Я не узнавал ее, обычно такую тихую, кроткую тетю Аню…
— Ну а как все-таки получилось, что тебя уволили? — спросила мама.
Лидка молчала.
— Она сама все это устроила, — сказала Юлия Михайловна.
— Ага. Я сама ушла. Подала заявление и ушла. Вот как. — Лидка кивнула.
— Как же так, зачем же? — вскинулась тетя Аня.
— Так. Я этот приказ печатать не стала. Засунула его куда-то, и все. А Фаина Петровна как закричит: «Где приказ за номером пятьсот сорок четыре дробь двенадцать?..» Я говорю: «Не знаю где. Потерялся…» А она: «Вон! Сейчас же пиши «по собственному желанию»!… — «Пожалуйста», — говорю. И написала.
— Видали? — пожала плечами Юлия Михайловна.
— Мне кажется, дело это можно еще поправить, — сказала мама. — И, по-моему, заявление она имеет право забрать назад…
— Поздно, — вздохнула Юлия Михайловна. — Раньше думать было надо. Фаина Петровна живенько его на подпись снесла, и отдел кадров все тут же оформил.
— Что же теперь делать? — горевала тетя Аня. — Придется новую работу искать…
— И вот что я замечу, — доверительно понизила голос Юлия Михайловна. Не надо было заявление подавать. Ну зачем ты его подала?
— Она велела.
— А ты бы не писала, и все. Не понимаешь, что ли? Практически уволить человека у нас невозможно, раз он прошел испытательный срок и замечаний, занесенных в протокол, не имеет. Разве что по сокращению штатов… Но раз ты подала «по собственному желанию», это совсем другое дело… Просто удивительно, до чего человек не умеет заботиться о себе! — Она помолчала. — Что же, я сделала все, что могла…

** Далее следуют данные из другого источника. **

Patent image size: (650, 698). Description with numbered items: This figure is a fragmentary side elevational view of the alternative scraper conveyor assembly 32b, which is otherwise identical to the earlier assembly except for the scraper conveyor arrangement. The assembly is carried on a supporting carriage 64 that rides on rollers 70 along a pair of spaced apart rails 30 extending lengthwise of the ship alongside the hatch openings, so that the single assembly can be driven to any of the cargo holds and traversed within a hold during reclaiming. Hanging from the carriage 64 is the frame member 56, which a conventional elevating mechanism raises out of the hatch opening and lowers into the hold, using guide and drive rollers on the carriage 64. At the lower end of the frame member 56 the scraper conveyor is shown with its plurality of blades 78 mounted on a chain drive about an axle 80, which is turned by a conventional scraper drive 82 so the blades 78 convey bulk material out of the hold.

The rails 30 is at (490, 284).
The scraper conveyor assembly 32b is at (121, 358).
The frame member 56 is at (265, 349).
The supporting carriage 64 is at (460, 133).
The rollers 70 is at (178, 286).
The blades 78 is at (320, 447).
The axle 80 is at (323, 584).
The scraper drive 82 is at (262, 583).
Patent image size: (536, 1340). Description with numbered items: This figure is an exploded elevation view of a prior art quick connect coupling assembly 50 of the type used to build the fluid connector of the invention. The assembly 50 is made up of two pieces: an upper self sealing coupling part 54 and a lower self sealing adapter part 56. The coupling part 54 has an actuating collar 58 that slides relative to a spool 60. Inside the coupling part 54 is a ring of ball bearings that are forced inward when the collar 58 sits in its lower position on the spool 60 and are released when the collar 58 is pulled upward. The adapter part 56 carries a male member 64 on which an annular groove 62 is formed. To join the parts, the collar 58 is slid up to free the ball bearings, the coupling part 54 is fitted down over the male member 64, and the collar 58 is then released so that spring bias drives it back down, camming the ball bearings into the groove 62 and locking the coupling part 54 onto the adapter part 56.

— Ладно, Лид, — сказал Дельфин. — Ушла из этой лавочки, ну и правильно. Я на твоем месте тоже бы ушел.
— И я… Мы пойдем подышим полчасика, мам! Лида, пошли.
— Куда? — спохватилась тетя Аня.
Но мы все трое были уже у двери…
На улице к вечеру похолодало, на асфальте, подсвеченном неоновой вывеской аптеки, шуршали сухие листья. Мы вышли во двор, отыскали подходящую скамейку и, благо все общественники-пенсионеры нашего двора давно залегли спать, забрались на нее с ногами. Мы восседали на удобно выгнутой спинке скамейки и на такой высоте казались себе независимыми, гордыми и житейски умудренными людьми.